Linear Trend Analysis using Least Squares Regression and R

Trend analysis helps you estimate if the metric of interest (daily users, sessions, sales and so on) is growing or declining. Sometimes the trend is obvious:


But what about this example of real life data:


Can we be sure now that the metric grows on average over time or not? Simple way to see this is to fit the least squares regression line:


From the plot above we can see that our metric slowly grows over time.

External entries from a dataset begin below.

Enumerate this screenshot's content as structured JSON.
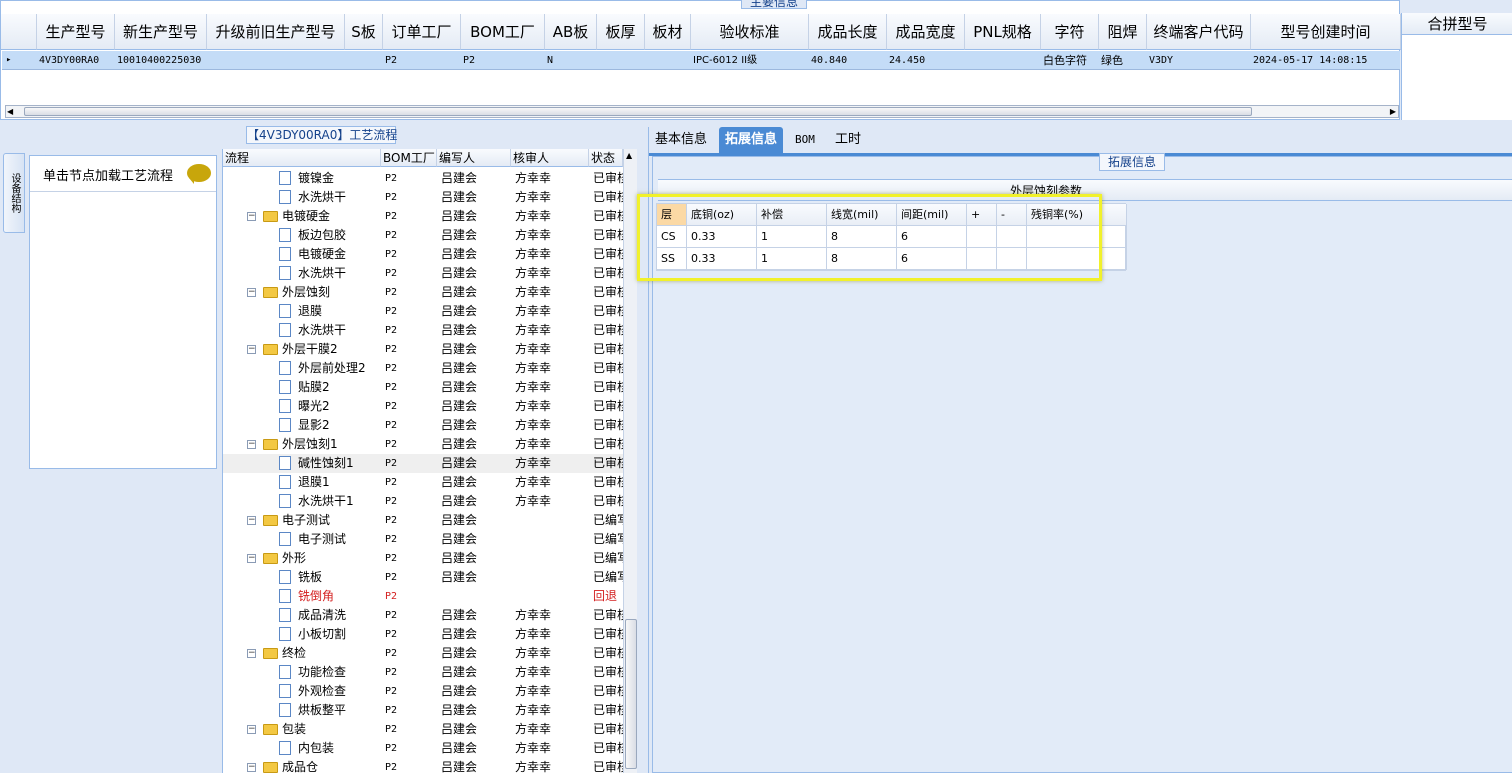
{
  "top_section": {
    "caption": "主要信息",
    "columns": [
      "生产型号",
      "新生产型号",
      "升级前旧生产型号",
      "S板",
      "订单工厂",
      "BOM工厂",
      "AB板",
      "板厚",
      "板材",
      "验收标准",
      "成品长度",
      "成品宽度",
      "PNL规格",
      "字符",
      "阻焊",
      "终端客户代码",
      "型号创建时间"
    ],
    "row": {
      "marker": "▸",
      "production_model": "4V3DY00RA0",
      "new_model": "10010400225030",
      "old_model": "",
      "s_board": "",
      "order_factory": "P2",
      "bom_factory": "P2",
      "ab_board": "N",
      "thickness": "",
      "material": "",
      "acceptance": "IPC-6012 II级",
      "length": "40.840",
      "width": "24.450",
      "pnl": "",
      "character": "白色字符",
      "solder_mask": "绿色",
      "customer_code": "V3DY",
      "created": "2024-05-17 14:08:15"
    },
    "merge_header": "合拼型号"
  },
  "left_panel": {
    "flow_caption": "【4V3DY00RA0】工艺流程",
    "vertical_tab": "设备结构",
    "node_hint": "单击节点加载工艺流程",
    "columns": [
      "流程",
      "BOM工厂",
      "编写人",
      "核审人",
      "状态"
    ],
    "rows": [
      {
        "level": 2,
        "kind": "doc",
        "name": "镀镍金",
        "bom": "P2",
        "writer": "吕建会",
        "reviewer": "方幸幸",
        "status": "已审核"
      },
      {
        "level": 2,
        "kind": "doc",
        "name": "水洗烘干",
        "bom": "P2",
        "writer": "吕建会",
        "reviewer": "方幸幸",
        "status": "已审核"
      },
      {
        "level": 1,
        "kind": "folder",
        "name": "电镀硬金",
        "bom": "P2",
        "writer": "吕建会",
        "reviewer": "方幸幸",
        "status": "已审核"
      },
      {
        "level": 2,
        "kind": "doc",
        "name": "板边包胶",
        "bom": "P2",
        "writer": "吕建会",
        "reviewer": "方幸幸",
        "status": "已审核"
      },
      {
        "level": 2,
        "kind": "doc",
        "name": "电镀硬金",
        "bom": "P2",
        "writer": "吕建会",
        "reviewer": "方幸幸",
        "status": "已审核"
      },
      {
        "level": 2,
        "kind": "doc",
        "name": "水洗烘干",
        "bom": "P2",
        "writer": "吕建会",
        "reviewer": "方幸幸",
        "status": "已审核"
      },
      {
        "level": 1,
        "kind": "folder",
        "name": "外层蚀刻",
        "bom": "P2",
        "writer": "吕建会",
        "reviewer": "方幸幸",
        "status": "已审核"
      },
      {
        "level": 2,
        "kind": "doc",
        "name": "退膜",
        "bom": "P2",
        "writer": "吕建会",
        "reviewer": "方幸幸",
        "status": "已审核"
      },
      {
        "level": 2,
        "kind": "doc",
        "name": "水洗烘干",
        "bom": "P2",
        "writer": "吕建会",
        "reviewer": "方幸幸",
        "status": "已审核"
      },
      {
        "level": 1,
        "kind": "folder",
        "name": "外层干膜2",
        "bom": "P2",
        "writer": "吕建会",
        "reviewer": "方幸幸",
        "status": "已审核"
      },
      {
        "level": 2,
        "kind": "doc",
        "name": "外层前处理2",
        "bom": "P2",
        "writer": "吕建会",
        "reviewer": "方幸幸",
        "status": "已审核"
      },
      {
        "level": 2,
        "kind": "doc",
        "name": "贴膜2",
        "bom": "P2",
        "writer": "吕建会",
        "reviewer": "方幸幸",
        "status": "已审核"
      },
      {
        "level": 2,
        "kind": "doc",
        "name": "曝光2",
        "bom": "P2",
        "writer": "吕建会",
        "reviewer": "方幸幸",
        "status": "已审核"
      },
      {
        "level": 2,
        "kind": "doc",
        "name": "显影2",
        "bom": "P2",
        "writer": "吕建会",
        "reviewer": "方幸幸",
        "status": "已审核"
      },
      {
        "level": 1,
        "kind": "folder",
        "name": "外层蚀刻1",
        "bom": "P2",
        "writer": "吕建会",
        "reviewer": "方幸幸",
        "status": "已审核"
      },
      {
        "level": 2,
        "kind": "doc",
        "name": "碱性蚀刻1",
        "bom": "P2",
        "writer": "吕建会",
        "reviewer": "方幸幸",
        "status": "已审核",
        "selected": true
      },
      {
        "level": 2,
        "kind": "doc",
        "name": "退膜1",
        "bom": "P2",
        "writer": "吕建会",
        "reviewer": "方幸幸",
        "status": "已审核"
      },
      {
        "level": 2,
        "kind": "doc",
        "name": "水洗烘干1",
        "bom": "P2",
        "writer": "吕建会",
        "reviewer": "方幸幸",
        "status": "已审核"
      },
      {
        "level": 1,
        "kind": "folder",
        "name": "电子测试",
        "bom": "P2",
        "writer": "吕建会",
        "reviewer": "",
        "status": "已编写"
      },
      {
        "level": 2,
        "kind": "doc",
        "name": "电子测试",
        "bom": "P2",
        "writer": "吕建会",
        "reviewer": "",
        "status": "已编写"
      },
      {
        "level": 1,
        "kind": "folder",
        "name": "外形",
        "bom": "P2",
        "writer": "吕建会",
        "reviewer": "",
        "status": "已编写"
      },
      {
        "level": 2,
        "kind": "doc",
        "name": "铣板",
        "bom": "P2",
        "writer": "吕建会",
        "reviewer": "",
        "status": "已编写"
      },
      {
        "level": 2,
        "kind": "doc",
        "name": "铣倒角",
        "bom": "P2",
        "writer": "",
        "reviewer": "",
        "status": "回退",
        "red": true
      },
      {
        "level": 2,
        "kind": "doc",
        "name": "成品清洗",
        "bom": "P2",
        "writer": "吕建会",
        "reviewer": "方幸幸",
        "status": "已审核"
      },
      {
        "level": 2,
        "kind": "doc",
        "name": "小板切割",
        "bom": "P2",
        "writer": "吕建会",
        "reviewer": "方幸幸",
        "status": "已审核"
      },
      {
        "level": 1,
        "kind": "folder",
        "name": "终检",
        "bom": "P2",
        "writer": "吕建会",
        "reviewer": "方幸幸",
        "status": "已审核"
      },
      {
        "level": 2,
        "kind": "doc",
        "name": "功能检查",
        "bom": "P2",
        "writer": "吕建会",
        "reviewer": "方幸幸",
        "status": "已审核"
      },
      {
        "level": 2,
        "kind": "doc",
        "name": "外观检查",
        "bom": "P2",
        "writer": "吕建会",
        "reviewer": "方幸幸",
        "status": "已审核"
      },
      {
        "level": 2,
        "kind": "doc",
        "name": "烘板整平",
        "bom": "P2",
        "writer": "吕建会",
        "reviewer": "方幸幸",
        "status": "已审核"
      },
      {
        "level": 1,
        "kind": "folder",
        "name": "包装",
        "bom": "P2",
        "writer": "吕建会",
        "reviewer": "方幸幸",
        "status": "已审核"
      },
      {
        "level": 2,
        "kind": "doc",
        "name": "内包装",
        "bom": "P2",
        "writer": "吕建会",
        "reviewer": "方幸幸",
        "status": "已审核"
      },
      {
        "level": 1,
        "kind": "folder",
        "name": "成品仓",
        "bom": "P2",
        "writer": "吕建会",
        "reviewer": "方幸幸",
        "status": "已审核"
      }
    ]
  },
  "right_panel": {
    "tabs": [
      "基本信息",
      "拓展信息",
      "BOM",
      "工时"
    ],
    "active_tab": "拓展信息",
    "caption": "拓展信息",
    "section_title": "外层蚀刻参数",
    "param_columns": [
      "层",
      "底铜(oz)",
      "补偿",
      "线宽(mil)",
      "间距(mil)",
      "+",
      "-",
      "残铜率(%)"
    ],
    "param_rows": [
      [
        "CS",
        "0.33",
        "1",
        "8",
        "6",
        "",
        "",
        ""
      ],
      [
        "SS",
        "0.33",
        "1",
        "8",
        "6",
        "",
        "",
        ""
      ]
    ]
  },
  "colors": {
    "accent": "#4a8ad4",
    "selected_row": "#c4dcf7",
    "highlight": "#f1f12a",
    "reject": "#d42020"
  }
}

# R script to plot the data and regression line

# data is vector of data points
# days is vector of days of observations
days <- c(1:110)

plot(data, type="l", col="darkblue", lwd=1)
abline(lm(data ~ days), col="darkgreen")

But can we see how fast the metric grows on average? Let’s investigate the regression slope:

> lm(data ~ days)

(Intercept)         days  
    40601.4         27.6  

From this output we can see that our metric grows by 27.6 daily on average. What can we do more? So far we fitted the regression over the entire period of observations (in our case it is 110 days). Now let’s see the regression coefficients for last 30 days:

> lm(data[80:110]~days[80:110])

 (Intercept)  days[80:110]  
     23244.7         210.8  

You can see that if we consider only last 30 days our metric grows by 210.8 daily, so our trend rate is also increasing our time! This is very useful to know and estimate.

The trend analysis we just did is quite simple, but unfortunately it cannot be always applied. You may need to consider other methods like Theil-Sen estimation if the data contains many outliers, or autoregressive models if there is autocorrelation in data.